HAVANA TIMES — The new relationship between the US and Cuba opened the door to Hollywood productions filming on the island and the hiring of local support staff.
The current filming of “Fast and Furious 8” in the Cuban capital has been a major event, with advantages and disadvantages depending on each person’s perspective.
The following is a report on the development of the filming, arrangements with locals and inconveniences to the population on the streets used.
Fast and Furious 8
By Ramon Peralta (Progreso Semanal)
A pedicab driver had enough after three days of being forbidden to cross Reina Street. He was heard shouting: “see how the Communists sell out to the Americans.” The same state of opinion is heard in different sectors of society, from the most humble trapped in poverty, to better positioned sophisticated intellectuals. What unites them perhaps is a virtual class consciousness, a long-learned anti-imperialism from school and television, but also perhaps because they are not part of the business.

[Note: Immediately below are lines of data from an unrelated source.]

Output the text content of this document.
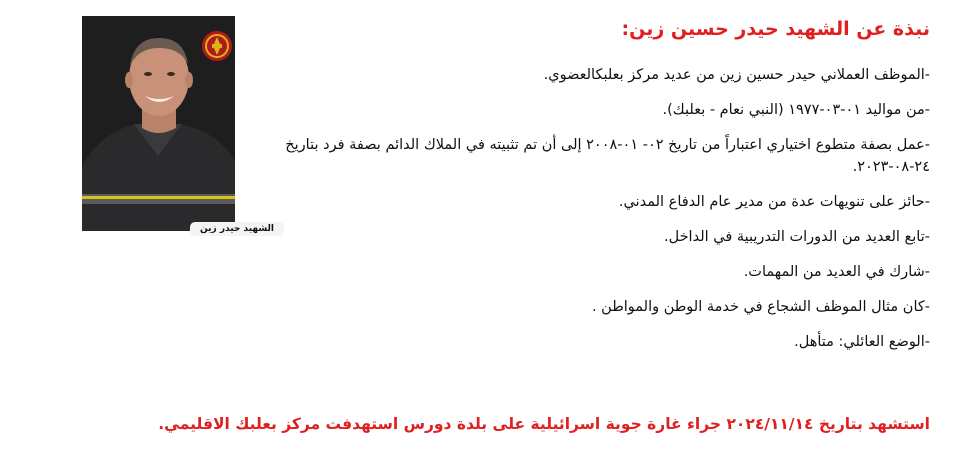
الشهيد حيدر زين
نبذة عن الشهيد حيدر حسين زين:

-الموظف العملاني حيدر حسين زين من عديد مركز بعلبكالعضوي.

-من مواليد ٠١-٠٣-١٩٧٧ (النبي نعام - بعلبك).

-عمل بصفة متطوع اختياري اعتباراً من تاريخ ٠٢- ٠١-٢٠٠٨ إلى أن تم تثبيته في الملاك الدائم بصفة فرد بتاريخ ٢٤-٠٨-٢٠٢٣.

-حائز على تنويهات عدة من مدير عام الدفاع المدني.

-تابع العديد من الدورات التدريبية في الداخل.

-شارك في العديد من المهمات.

-كان مثال الموظف الشجاع في خدمة الوطن والمواطن .

-الوضع العائلي: متأهل.

استشهد بتاريخ ٢٠٢٤/١١/١٤ جراء غارة جوية اسرائيلية على بلدة دورس استهدفت مركز بعلبك الاقليمي.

“Havana taken by the English,” says a woman while watching a brutal helicopter flying above the roofs bordering the El Curita park in Centro Habana. Conquered, apparently without barriers, by one of the most innovative, stable and colonizing industries of Western capitalism. Truck Trailers, vans and cars and motorcycle ramps expose the demon exorcised so many times. Universal City Studios seems incredibly at home.
“This is a sprint,” says Fernando, “one feels ready for more than just closing streets, but with the money I will be able to buy a desktop computer to edit videos, I also want to pay an incentive to the boys at Etecsa [the government telecommunications co.] for them to transfer my landline, and then maybe even buy me a bicycle.”
More than 200 production assistants, mostly young people and professionals, -film industry workers, philologists, actors, etcetera, close streets and keep the population away from the dangerous racing circuits. The payment received at the end of these 10 days will mean a considerable boost, but for a very narrow sector of society. This “bitter pill” is equivalent to two years’ average salary. So Gabriel, who has moved to a friend’s house to not use his grandparents little water stored in a pair of tanks, plans to buy a water pump and solve the critical health problem in their apartment in Central Havana.
The expenses are projected and can vary depending on the best incentive and control tool that capitalism has made in Hollywood: the payment of overtime. “As they pass the 12 hours laid down in the contract and overtime begins I get excited,” claims Yosvani, who began to desire a Niko camera with an interchangeable lens. Likewise if the worker does not give it their all -and this is very possible in Cuba, they can be told that they proved too lazy to deserve overtime.
Yosvani’s plans tensed as they ended the lengthy and laborious action scenes with doubles, when the true Toretto (Vin Diesel) and Letty (Michel Rodriguez) began to appear on location. With the stars, the shooting decreased along with the overtime. However his expectations grew so much with the overtime that he decided not to give up the dream and borrow to get it.
The contracts were signed a month earlier with a Mexican company related to Universal. The Cubans say they did not receive a copy of the document. Every man or woman also signed a neat and clever confidentiality clause depriving them of the right to defend themselves, or even to make some sort of public complaint should they feel they were mistreated or abused.
Millions of dollars will enter the country directly or indirectly from this business, but it is certainly not legally equipped to do so, at least with a clear conscience and a minimum of seriousness.
Other issues failed as well: several young employees confirmed, at the risk of going to jail or paying a huge fine, the rumor that the State company Palco was dismissed for failing to meet the quality requirements in its contract for catering lunches. Instead, production assistants received an expense allowance and ate in neighboring private cafes.
All the small businesses on Reina Street were appeased with incentives to stop working and some were used by the team for their bathrooms. The silent complicity and cooperation they showed, ran contrary -to the sometimes bellicose neighbors, or outraged intellectuals- and was similar to the silence the young production assistants showed when someone whose passage was blocked yelled “sell outs.”